Infrage kämen für diese Lösung allenfalls Renault und McLaren. Während es von den deutlich ihren hohen Ambitionen hinterherhinkenden Franzosen heißt, sie hätten Vettel bereits ein Angebot unterbreitet, geht der einstmalige Top-Rennstall McLaren das Thema mit einem Fuß auf der Bremse an. Zwar kennen sich Vettel und der dort seit einem Jahr als Chef tätige Deutsche Andreas Seidl aus gemeinsamen Zeiten beim Formel-1-Projekt von BMW, einen Kommentar zu einer möglichen Verpflichtung Vettels wollte jedoch niemand abgeben.

Pikant am Thema McLaren wäre zudem, dass es der dort im Moment unter Vertrag stehende Carlos Sainz ist, dem aktuell die größten Chancen auf das freigewordene Ferrari-Cockpit eingeräumt werden. Er wäre die ideale Nummer-2-Besetzung hinter dem bis 2024 verpflichteten Leclerc - für jene Rolle also, in die Vettel aufgrund seiner Resultate im Laufe der Saison 2019 mehr und mehr hineingezwungen wurde und die ihn bei der Trennung von Ferrari mit Sicherheit beeinflusst hat. Allerdings verbliebe bei McLaren dann mit Lando Norris ein gerade mal 20-Jähriger als Teamkollege, ein Mann, dem ähnliches Talent wie Leclerc bescheinigt wird...

Kein deutscher Fahrer mehr in der Formel 1?

Da sich beim Abwägen der Vettelschen Pro- und Contra-Optionen ein Übergewicht für die Contra-Argumente zu ergeben scheint, muss tatsächlich das Karriereende nach 14 Jahren ernsthaft ins Auge gefasst werden. So sehen es auch die beiden ehemaligen Formel-1-Fahrer und jetzigen RTL-Fachkommentatoren Christian Danner und Timo Glock. Danner ist überzeugt, dass sich Vettel "sicherlich überlegt hat, ob es vielleicht nicht gescheiter ist, das Rennfahren sein zu lassen". Aus Sicht von Timo Glock ist "die Option mit Sicherheit in seinem Kopf, er wird darüber nachdenken".
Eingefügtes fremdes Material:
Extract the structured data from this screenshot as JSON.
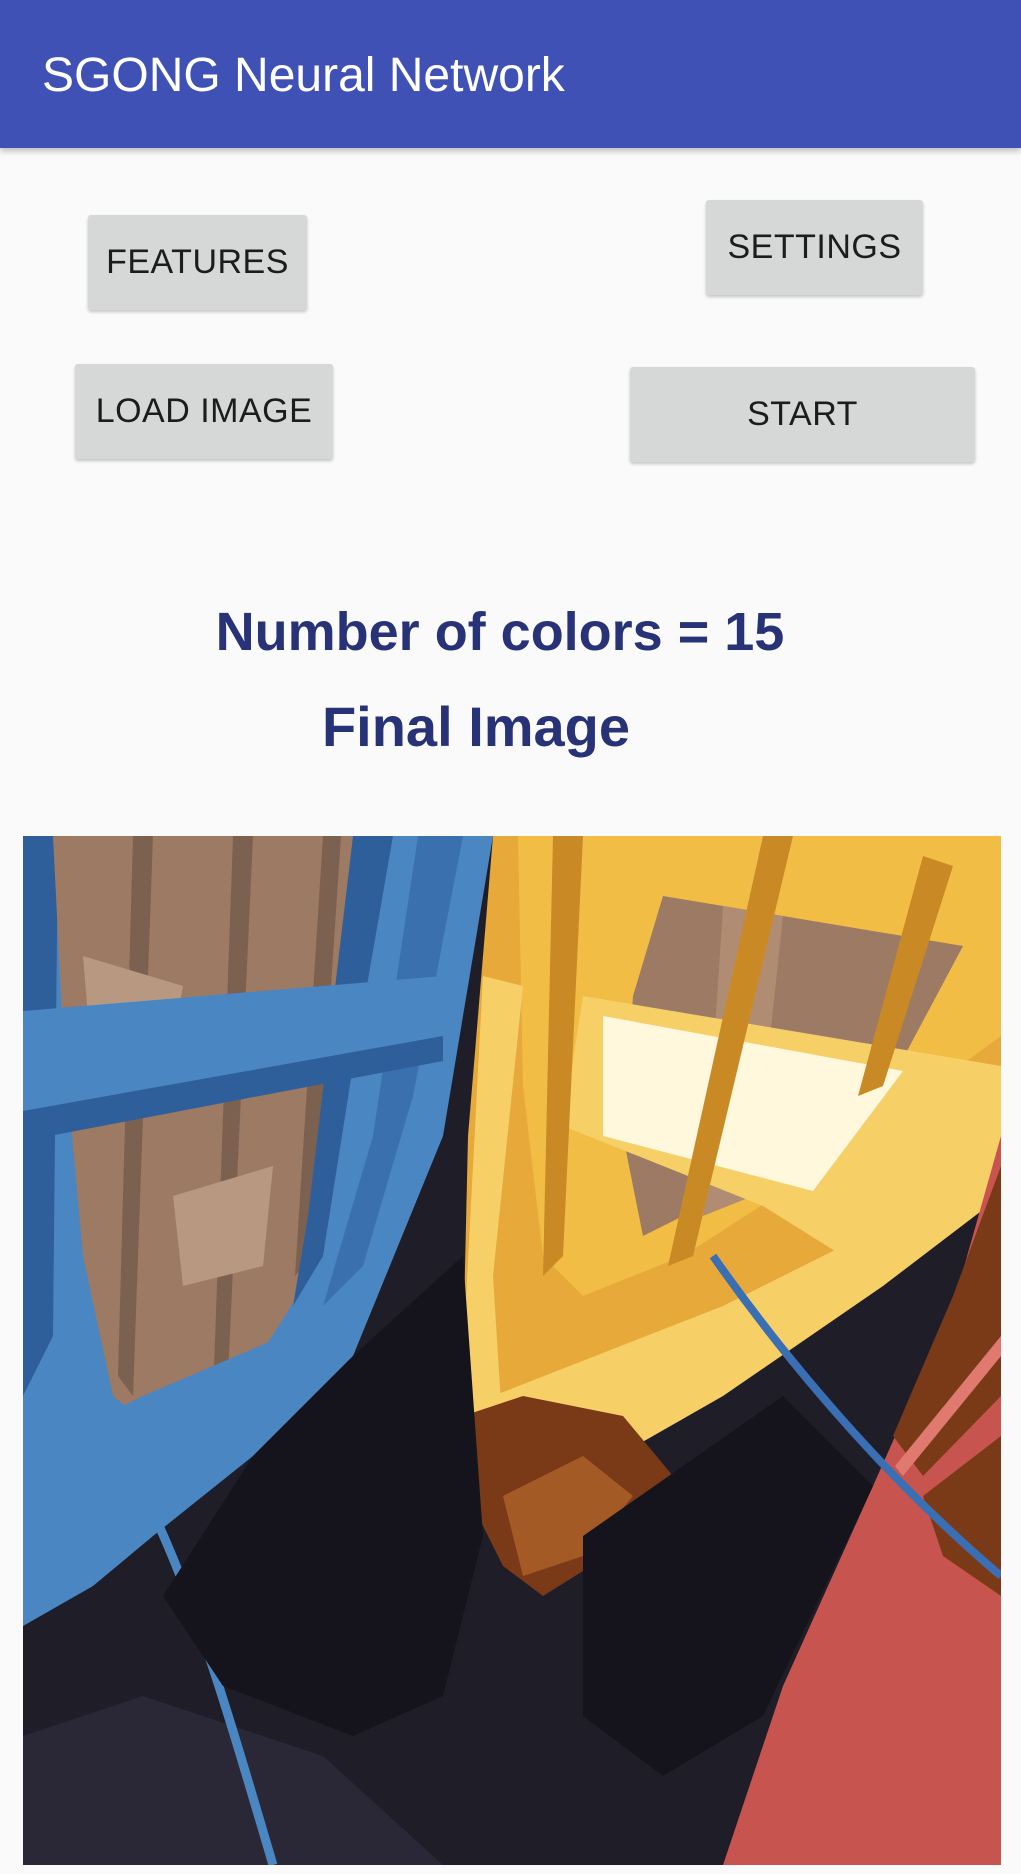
{
  "app_bar": {
    "title": "SGONG Neural Network",
    "color": "#3f51b5"
  },
  "buttons": {
    "features": "FEATURES",
    "settings": "SETTINGS",
    "load_image": "LOAD IMAGE",
    "start": "START"
  },
  "result": {
    "colors_label": "Number of colors = 15",
    "final_title": "Final Image",
    "text_color": "#283276"
  },
  "image": {
    "content": "quantized-boats-photo",
    "palette": [
      "#1f1d28",
      "#4a86c2",
      "#2f5f9a",
      "#9c7a63",
      "#e6a93a",
      "#f6d067",
      "#fff8dc",
      "#c85450",
      "#7a3a18"
    ]
  }
}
Dass auch Vettel selbst diesen Gedanken in sich trägt, darf in sein Statement zum Scheitern der Ferrari-Verhandlungen fraglos hineininterpretiert werden. Im Lichte der Diskussionen während der vergangenen 24 Stunden wirken Vettels Worte extrem gut abgewägt und klug gewählt: "Was in den letzten Monaten geschehen ist, hat viele von uns dazu veranlasst, darüber nachzudenken, was unsere wirklichen Prioritäten im Leben sind", sagt er mit Blick auf Corona und die Auswirkungen der Pandemie über die Formel 1 hinaus. Deshalb müsse man "seine Vorstellungskraft nutzen und einen neuen Ansatz für eine Situation wählen, die sich verändert hat. Ich selbst werde mir die Zeit nehmen, die ich brauche, um darüber nachzudenken, was wirklich wichtig ist, wenn es um meine Zukunft geht".

In letzter Konsequenz bedeutet dies, dass es in der Saison 2021 erstmals seit dann 40 Jahren keinen deutschen Formel-1-Fahrer mehr geben könnte.